Comecei a pensar. Contactos no FBI são bastante bons. Mas não para o que ele pensa.

- Sabes que mais? – Perguntei – Eu ajudo-te nisto, se me ajudares noutra coisa.

- No quê?

- A encontrar o meu irmão.

Ele parou e tocou-me no braço, fazendo-me parar também. Parecia confuso, apanhado de surpresa.

- Ele desapareceu? – Perguntou.

Suspirei e sentei-me no banco de madeira que tínhamos atrás, e ele imitou o meu gesto. Ia ter que lhe contar a história.

- No dia em que desapareci… bem, algo aconteceu. A minha mãe foi às compras e a ama devia estar a chegar, por isso eu e o meu irmão ficámos sozinhos. Ele estava no seu quarto, e eu ouvi-o gritar, e coisas a partirem-se. E depois a casa começou a tremer. Não me lembro bem. Lembro-me do pânico, do medo… de qualquer maneira, fui ao quarto dele e vi umas figuras ao pé dele. Estavam distorcidas e não as consegui ver bem, mas sei que estavam lá. As janelas estoiraram, e os alarmes dos carros ficaram malucos. E eu gritei. Gritei em plenos pulmões. As formas fizeram um cerco à volta dele e sussurraram várias coisas que não consegui compreender. E de súbito, desapareceram, levando-o com elas. No lugar em que estavam antes começou a aparecer uma chama, que originou um pequeno fogo que não chegou a fazer muitos estragos.

- Não tinha ideia – murmurou ele.

- Eu fui levada para a esquadra. Lembro-me de estar confusa, e a chorar… e depois vi a minha mãe a entrar, com uma cara devastada e lavada em lágrimas. Corri até ela, e quando a ia abraçar, ela passou directamente por mim. Não lhe consegui tocar. Ela morreu, a vir para casa, num acidente de carro. Foi o primeiro fantasma que vi nitidamente.

- Nikki…

- De qualquer maneira, não sei o que levou o meu irmão, mas sei que a polícia parou de o procurar rapidamente. Alguns dos polícias começaram a ficar loucos, eles… acharam que o caso estava assombrado, por isso desistiram. Eu quero encontrá-lo Rick. Ele é meu irmão, preciso de o encontrar.

Ele assentiu com a cabeça, ainda claramente atordoado pelas recentes descobertas.

- Claro – afirmou –, vou ver o que posso fazer.

Rick acompanhou-me até aos táxis e depois foi cada um para o seu lado.

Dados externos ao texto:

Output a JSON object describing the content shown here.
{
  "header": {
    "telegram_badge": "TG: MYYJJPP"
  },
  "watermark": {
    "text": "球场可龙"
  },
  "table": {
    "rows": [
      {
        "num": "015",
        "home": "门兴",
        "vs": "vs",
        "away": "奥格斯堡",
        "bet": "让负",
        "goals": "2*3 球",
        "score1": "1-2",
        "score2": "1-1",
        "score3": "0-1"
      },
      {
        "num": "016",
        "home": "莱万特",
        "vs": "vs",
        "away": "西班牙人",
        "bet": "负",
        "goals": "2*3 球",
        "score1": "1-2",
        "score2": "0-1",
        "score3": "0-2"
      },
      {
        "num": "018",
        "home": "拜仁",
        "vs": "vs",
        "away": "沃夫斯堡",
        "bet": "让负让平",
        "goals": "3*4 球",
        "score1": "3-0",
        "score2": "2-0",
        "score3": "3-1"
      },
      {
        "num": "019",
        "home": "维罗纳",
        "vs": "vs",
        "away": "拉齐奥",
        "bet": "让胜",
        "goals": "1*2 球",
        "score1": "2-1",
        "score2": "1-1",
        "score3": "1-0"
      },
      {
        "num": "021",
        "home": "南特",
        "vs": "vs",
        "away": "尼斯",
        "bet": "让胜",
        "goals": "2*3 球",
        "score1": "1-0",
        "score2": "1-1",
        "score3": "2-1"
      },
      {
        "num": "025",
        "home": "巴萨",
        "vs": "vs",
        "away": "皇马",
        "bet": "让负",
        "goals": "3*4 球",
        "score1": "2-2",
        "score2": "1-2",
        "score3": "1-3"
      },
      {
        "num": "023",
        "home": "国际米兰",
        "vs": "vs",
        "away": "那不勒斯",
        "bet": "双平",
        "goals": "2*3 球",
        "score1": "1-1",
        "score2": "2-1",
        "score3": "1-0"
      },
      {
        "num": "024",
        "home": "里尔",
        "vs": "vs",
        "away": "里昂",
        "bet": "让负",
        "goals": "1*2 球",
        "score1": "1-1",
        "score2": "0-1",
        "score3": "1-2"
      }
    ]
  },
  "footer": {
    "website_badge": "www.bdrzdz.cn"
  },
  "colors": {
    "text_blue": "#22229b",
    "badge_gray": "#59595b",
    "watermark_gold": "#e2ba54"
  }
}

Ainda não conseguia acreditar que lhe tinha contado tudo. Nunca contei isto a ninguém. De facto, acho que nunca sequer o tinha dito em voz alta. Era como se não o dissesse, não era real. Mas não é assim que funciona. É real, e se eu quero chegar a uma conclusão sobre este assunto, preciso de ajuda. E ele pode dá-la. Com sorte.

O táxi deixou-me à porta de casa, e após pagar ao taxista, segui para ela. Outra noite com os fantasmas, sinceramente já me sinto a começar a rebentar, vou dar em louca.

Assim que abri a porta ouvi um pequeno ruído e um objecto a voar na minha direcção. Só tive tempo de me baixar e deixar que o prato batesse na parede em vez de em mim, desfazendo-se em bocadinhos.

- Já chega – murmurei, endireitando-me. Isto ia acabar, agora – Vocês, lunáticos, indisciplinados, e estúpidos mortos vão sair da minha casa agora mesmo! Vão parar com os barulhos, vão parar de reorganizar a mobília, vão parar com tudo! Estamos entendidos?! Porque se não pararem, eu juro por tudo que arranjo uma maneira de atravessar esta linha que divide o mundo dos mortos e o mundo dos vivos e dou-vos um pontapé tão grande a cada um que até vos vai fazer sentir que estão vivos outra vez!